That Stinks! EEOC Sues on Behalf of Employee Denied Relief from Workplace Smells
On July 12, 2017, the EEOC filed suit in the Middle District of North Carolina alleging that an employer violated the Americans with Disabilities Act (ADA) by refusing a request to telecommute from an employee with a sensitivity to workplace smells.
In the lawsuit filed against Advanced Home Care, Inc., the EEOC claims that the employee asked her supervisor on three separate occasions if she could work from home to avoid exposure to the fragrances and odors she encountered in the workplace, since those scents aggravated her asthma and COPD. However, the employee’s supervisor allegedly ignored the requests to telecommute, even though the employee worked as a case manager for patients requiring home services and could have performed her essential duties from home.

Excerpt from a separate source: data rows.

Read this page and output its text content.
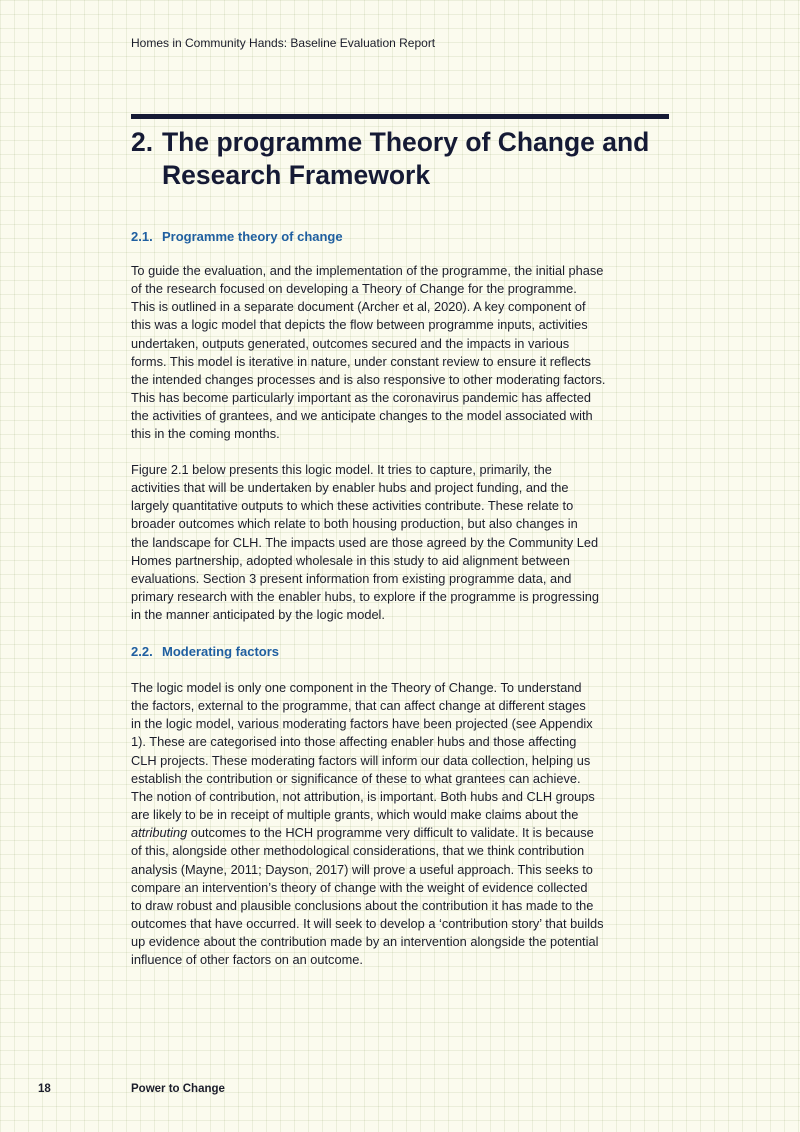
Homes in Community Hands: Baseline Evaluation Report
2. The programme Theory of Change and
Research Framework
2.1. Programme theory of change
To guide the evaluation, and the implementation of the programme, the initial phase
of the research focused on developing a Theory of Change for the programme.
This is outlined in a separate document (Archer et al, 2020). A key component of
this was a logic model that depicts the flow between programme inputs, activities
undertaken, outputs generated, outcomes secured and the impacts in various
forms. This model is iterative in nature, under constant review to ensure it reflects
the intended changes processes and is also responsive to other moderating factors.
This has become particularly important as the coronavirus pandemic has affected
the activities of grantees, and we anticipate changes to the model associated with
this in the coming months.
Figure 2.1 below presents this logic model. It tries to capture, primarily, the
activities that will be undertaken by enabler hubs and project funding, and the
largely quantitative outputs to which these activities contribute. These relate to
broader outcomes which relate to both housing production, but also changes in
the landscape for CLH. The impacts used are those agreed by the Community Led
Homes partnership, adopted wholesale in this study to aid alignment between
evaluations. Section 3 present information from existing programme data, and
primary research with the enabler hubs, to explore if the programme is progressing
in the manner anticipated by the logic model.
2.2. Moderating factors
The logic model is only one component in the Theory of Change. To understand
the factors, external to the programme, that can affect change at different stages
in the logic model, various moderating factors have been projected (see Appendix
1). These are categorised into those affecting enabler hubs and those affecting
CLH projects. These moderating factors will inform our data collection, helping us
establish the contribution or significance of these to what grantees can achieve.
The notion of contribution, not attribution, is important. Both hubs and CLH groups
are likely to be in receipt of multiple grants, which would make claims about the
attributing outcomes to the HCH programme very difficult to validate. It is because
of this, alongside other methodological considerations, that we think contribution
analysis (Mayne, 2011; Dayson, 2017) will prove a useful approach. This seeks to
compare an intervention’s theory of change with the weight of evidence collected
to draw robust and plausible conclusions about the contribution it has made to the
outcomes that have occurred. It will seek to develop a ‘contribution story’ that builds
up evidence about the contribution made by an intervention alongside the potential
influence of other factors on an outcome.
18	Power to Change
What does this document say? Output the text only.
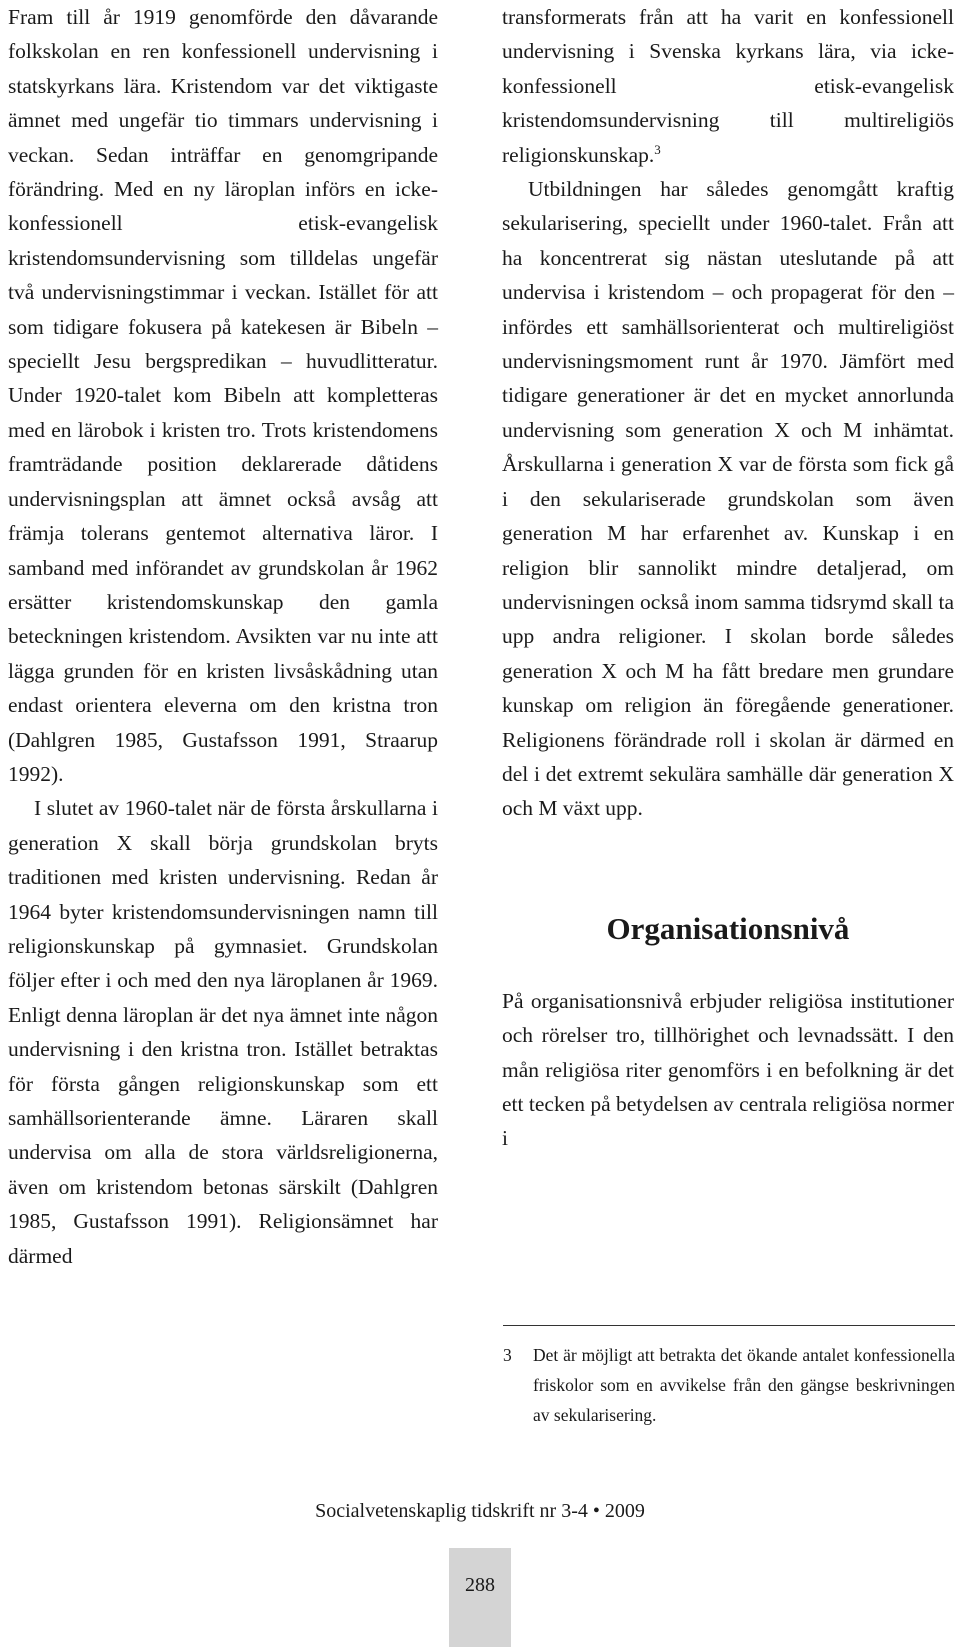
Fram till år 1919 genomförde den dåvarande folkskolan en ren konfessionell undervisning i statskyrkans lära. Kristendom var det viktigaste ämnet med ungefär tio timmars undervisning i veckan. Sedan inträffar en genomgripande förändring. Med en ny läroplan införs en icke-konfessionell etisk-evangelisk kristendomsundervisning som tilldelas ungefär två undervisningstimmar i veckan. Istället för att som tidigare fokusera på katekesen är Bibeln – speciellt Jesu bergspredikan – huvudlitteratur. Under 1920-talet kom Bibeln att kompletteras med en lärobok i kristen tro. Trots kristendomens framträdande position deklarerade dåtidens undervisningsplan att ämnet också avsåg att främja tolerans gentemot alternativa läror. I samband med införandet av grundskolan år 1962 ersätter kristendomskunskap den gamla beteckningen kristendom. Avsikten var nu inte att lägga grunden för en kristen livsåskådning utan endast orientera eleverna om den kristna tron (Dahlgren 1985, Gustafsson 1991, Straarup 1992).

I slutet av 1960-talet när de första årskullarna i generation X skall börja grundskolan bryts traditionen med kristen undervisning. Redan år 1964 byter kristendomsundervisningen namn till religionskunskap på gymnasiet. Grundskolan följer efter i och med den nya läroplanen år 1969. Enligt denna läroplan är det nya ämnet inte någon undervisning i den kristna tron. Istället betraktas för första gången religionskunskap som ett samhällsorienterande ämne. Läraren skall undervisa om alla de stora världsreligionerna, även om kristendom betonas särskilt (Dahlgren 1985, Gustafsson 1991). Religionsämnet har därmed

transformerats från att ha varit en konfessionell undervisning i Svenska kyrkans lära, via icke-konfessionell etisk-evangelisk kristendomsundervisning till multireligiös religionskunskap.$^3$

Utbildningen har således genomgått kraftig sekularisering, speciellt under 1960-talet. Från att ha koncentrerat sig nästan uteslutande på att undervisa i kristendom – och propagerat för den – infördes ett samhällsorienterat och multireligiöst undervisningsmoment runt år 1970. Jämfört med tidigare generationer är det en mycket annorlunda undervisning som generation X och M inhämtat. Årskullarna i generation X var de första som fick gå i den sekulariserade grundskolan som även generation M har erfarenhet av. Kunskap i en religion blir sannolikt mindre detaljerad, om undervisningen också inom samma tidsrymd skall ta upp andra religioner. I skolan borde således generation X och M ha fått bredare men grundare kunskap om religion än föregående generationer. Religionens förändrade roll i skolan är därmed en del i det extremt sekulära samhälle där generation X och M växt upp.

Organisationsnivå

På organisationsnivå erbjuder religiösa institutioner och rörelser tro, tillhörighet och levnadssätt. I den mån religiösa riter genomförs i en befolkning är det ett tecken på betydelsen av centrala religiösa normer i

3 Det är möjligt att betrakta det ökande antalet konfessionella friskolor som en avvikelse från den gängse beskrivningen av sekularisering.
Socialvetenskaplig tidskrift nr 3-4 • 2009
288
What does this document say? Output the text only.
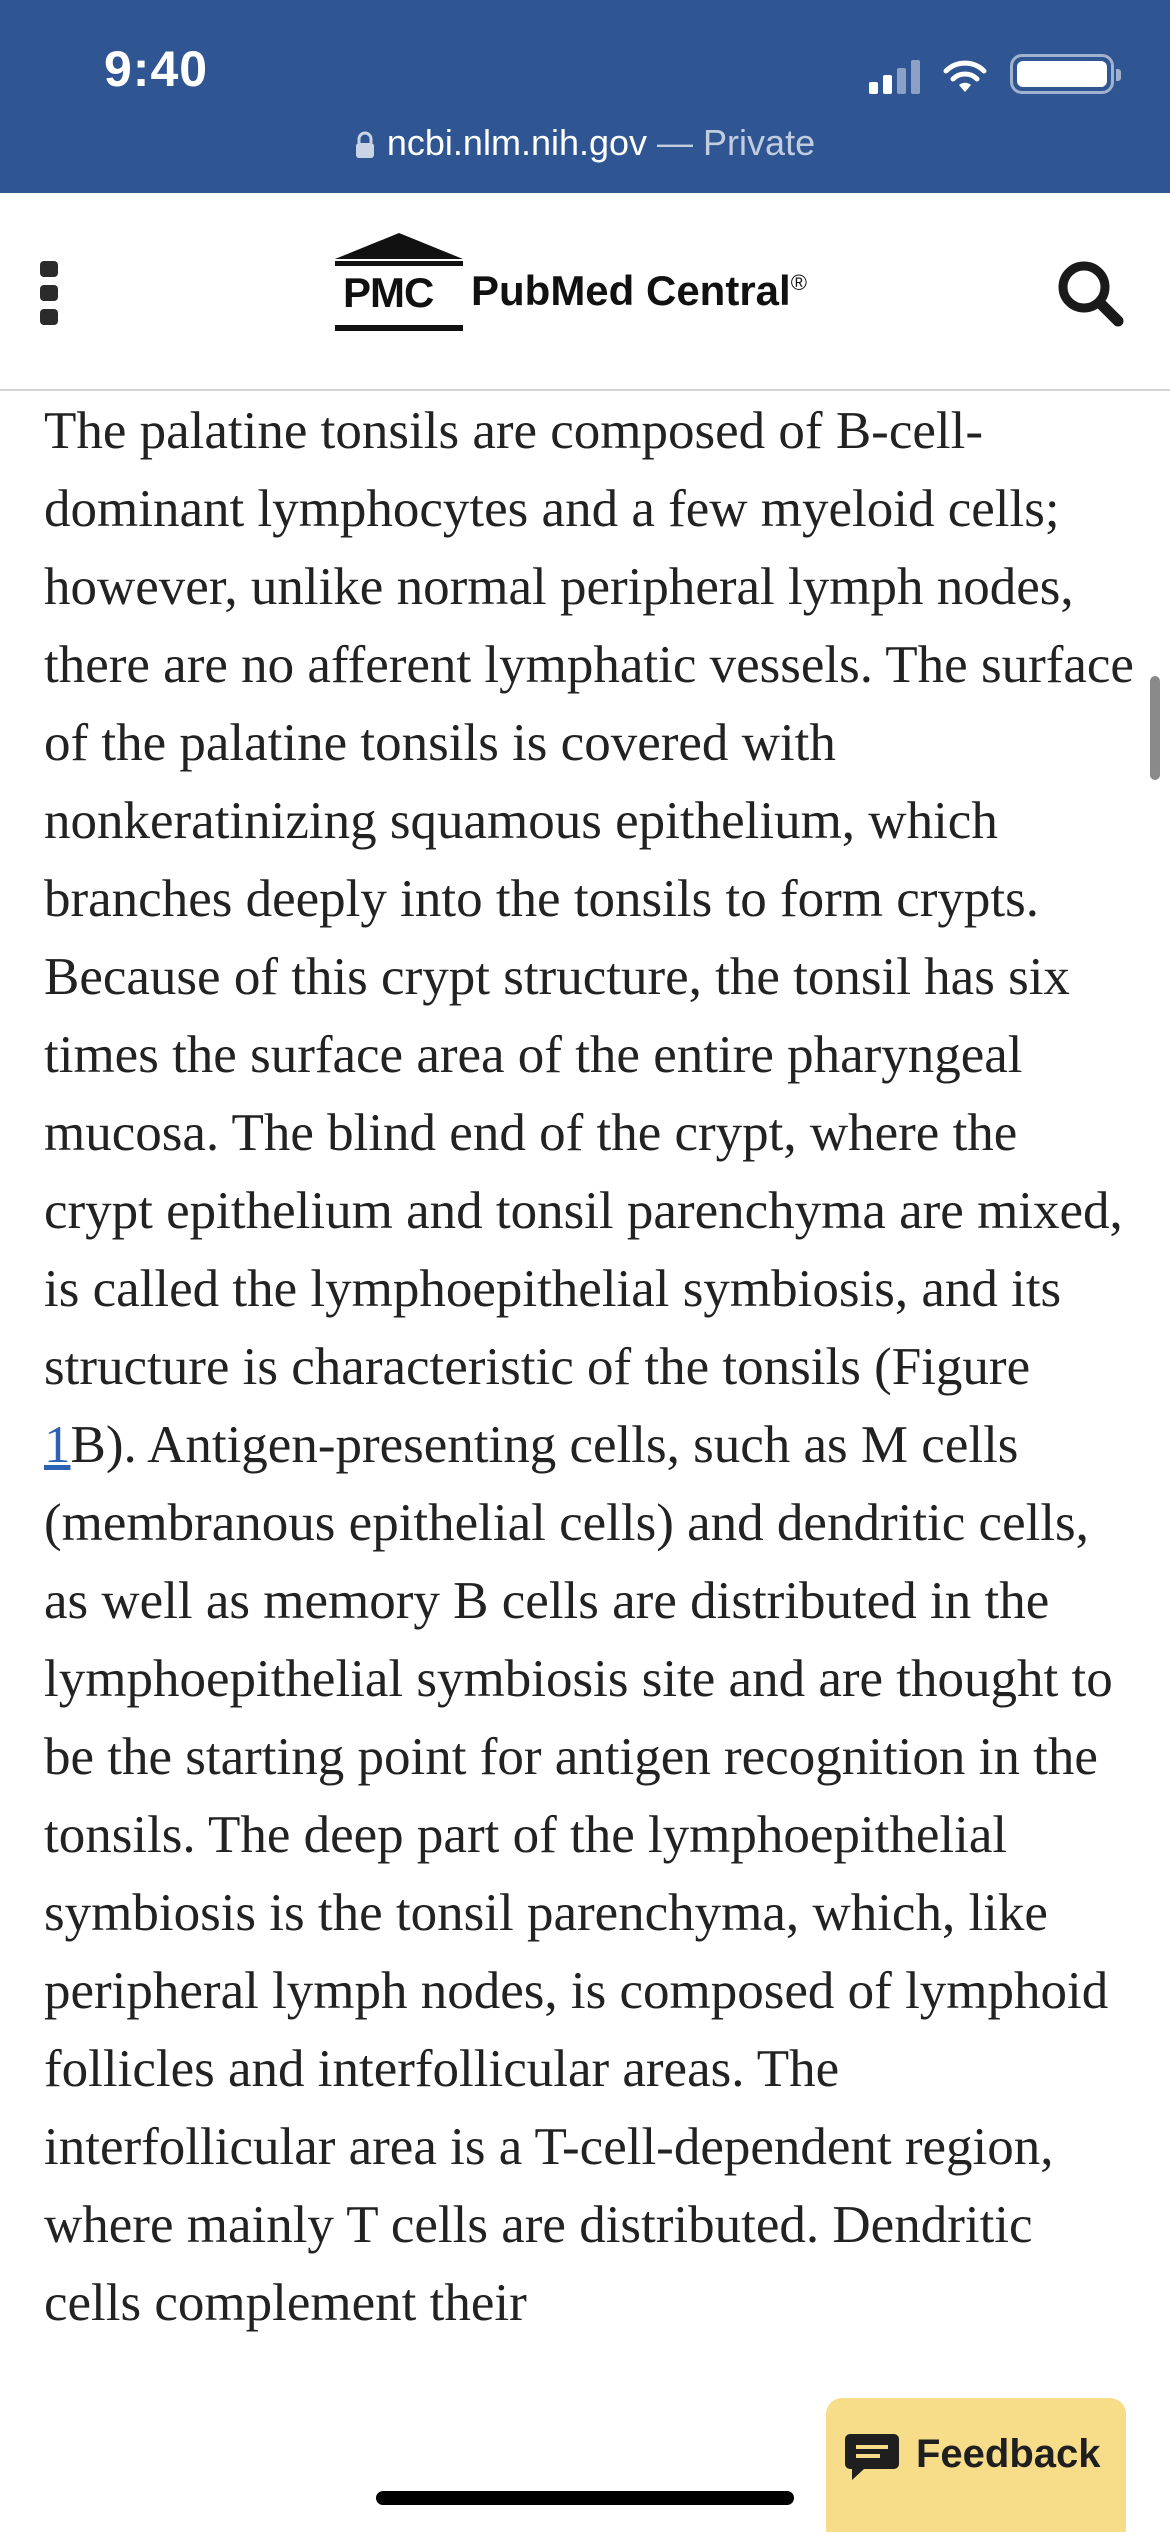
9:40
ncbi.nlm.nih.gov — Private
PMC PubMed Central®

The palatine tonsils are composed of B-cell-dominant lymphocytes and a few myeloid cells; however, unlike normal peripheral lymph nodes, there are no afferent lymphatic vessels. The surface of the palatine tonsils is covered with nonkeratinizing squamous epithelium, which branches deeply into the tonsils to form crypts. Because of this crypt structure, the tonsil has six times the surface area of the entire pharyngeal mucosa. The blind end of the crypt, where the crypt epithelium and tonsil parenchyma are mixed, is called the lymphoepithelial symbiosis, and its structure is characteristic of the tonsils (Figure 1B). Antigen-presenting cells, such as M cells (membranous epithelial cells) and dendritic cells, as well as memory B cells are distributed in the lymphoepithelial symbiosis site and are thought to be the starting point for antigen recognition in the tonsils. The deep part of the lymphoepithelial symbiosis is the tonsil parenchyma, which, like peripheral lymph nodes, is composed of lymphoid follicles and interfollicular areas. The interfollicular area is a T-cell-dependent region, where mainly T cells are distributed. Dendritic cells complement their

Feedback
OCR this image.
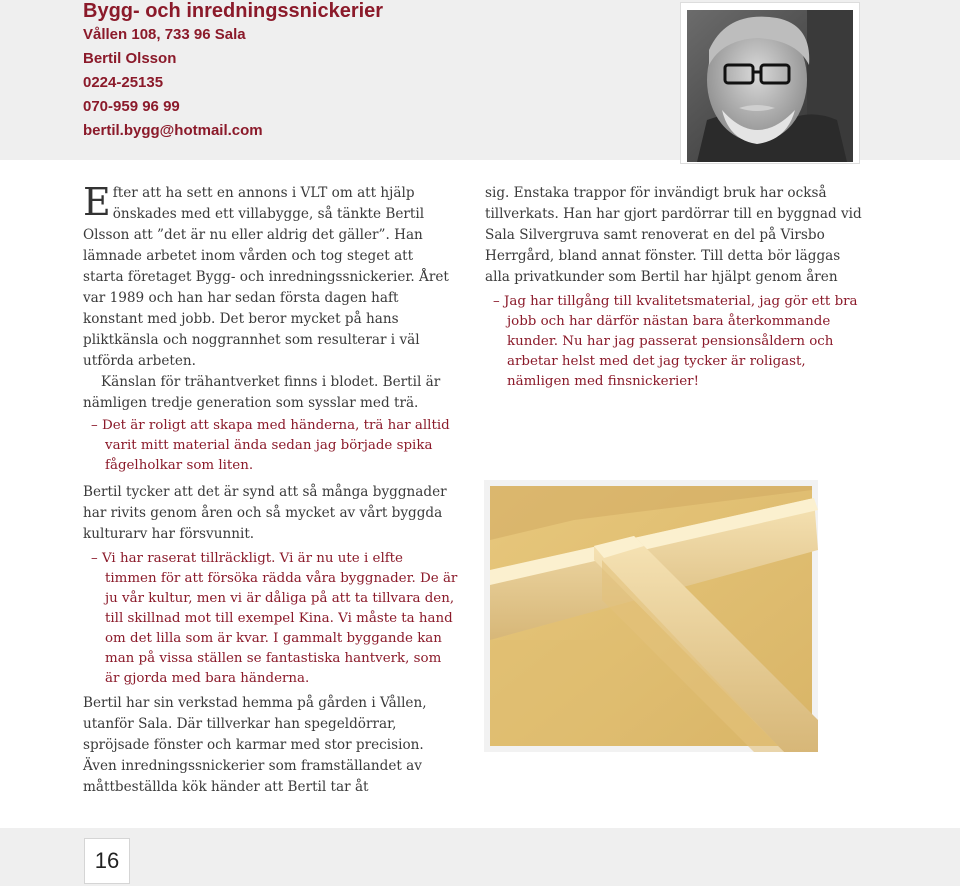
Bygg- och inredningssnickerier
Vållen 108, 733 96 Sala
Bertil Olsson
0224-25135
070-959 96 99
bertil.bygg@hotmail.com

Efter att ha sett en annons i VLT om att hjälp önskades med ett villabygge, så tänkte Bertil Olsson att ”det är nu eller aldrig det gäller”. Han lämnade arbetet inom vården och tog steget att starta företaget Bygg- och inredningssnickerier. Året var 1989 och han har sedan första dagen haft konstant med jobb. Det beror mycket på hans pliktkänsla och noggrannhet som resulterar i väl utförda arbeten.

Känslan för trähantverket finns i blodet. Bertil är nämligen tredje generation som sysslar med trä.

– Det är roligt att skapa med händerna, trä har alltid varit mitt material ända sedan jag började spika fågelholkar som liten.

Bertil tycker att det är synd att så många byggnader har rivits genom åren och så mycket av vårt byggda kulturarv har försvunnit.

– Vi har raserat tillräckligt. Vi är nu ute i elfte timmen för att försöka rädda våra byggnader. De är ju vår kultur, men vi är dåliga på att ta tillvara den, till skillnad mot till exempel Kina. Vi måste ta hand om det lilla som är kvar. I gammalt byggande kan man på vissa ställen se fantastiska hantverk, som är gjorda med bara händerna.

Bertil har sin verkstad hemma på gården i Vållen, utanför Sala. Där tillverkar han spegeldörrar, spröjsade fönster och karmar med stor precision. Även inredningssnickerier som framställandet av måttbeställda kök händer att Bertil tar åt

sig. Enstaka trappor för invändigt bruk har också tillverkats. Han har gjort pardörrar till en byggnad vid Sala Silvergruva samt renoverat en del på Virsbo Herrgård, bland annat fönster. Till detta bör läggas alla privatkunder som Bertil har hjälpt genom åren

– Jag har tillgång till kvalitetsmaterial, jag gör ett bra jobb och har därför nästan bara återkommande kunder. Nu har jag passerat pensionsåldern och arbetar helst med det jag tycker är roligast, nämligen med finsnickerier!

16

The EEOC asserts that the employer’s rejection of the request to telecommute, without first conducting an individualized assessment of the requested accommodation, was a violation of the ADA.
The filing of this lawsuit should serve as a reminder on two fronts for employers. First, an employee’s claim that he or she is allergic to certain scents or substances in the workplace should not be dismissed offhand. Frequently, the employee’s sensitivity to such scents or substances is related to an underlying respiratory condition such as asthma, COPD, or allergic rhinitis. Such conditions often constitute a disability under the ADA since they typically impact the major life activity of breathing. Second, once an employee requests to telecommute as an accommodation for a disability, that request should never be ignored. In EEOC v. Ford Motor Company, the seminal decision regarding telecommuting as an accommodation, the Sixth Circuit Court of Appeals recognized that both employers and employees must engage in a good faith “interactive process” to determine if the requested accommodation is reasonable or if it creates an undue hardship on the employer. If the employer ignores the request to telecommute and thus fails to engage in the required “interactive process” it runs a significant risk of liability for failure to accommodate. On the other hand, the employer who rejects the request to telecommute after engaging in a good faith interactive process with the employee will be in a much more defensible position should litigation result.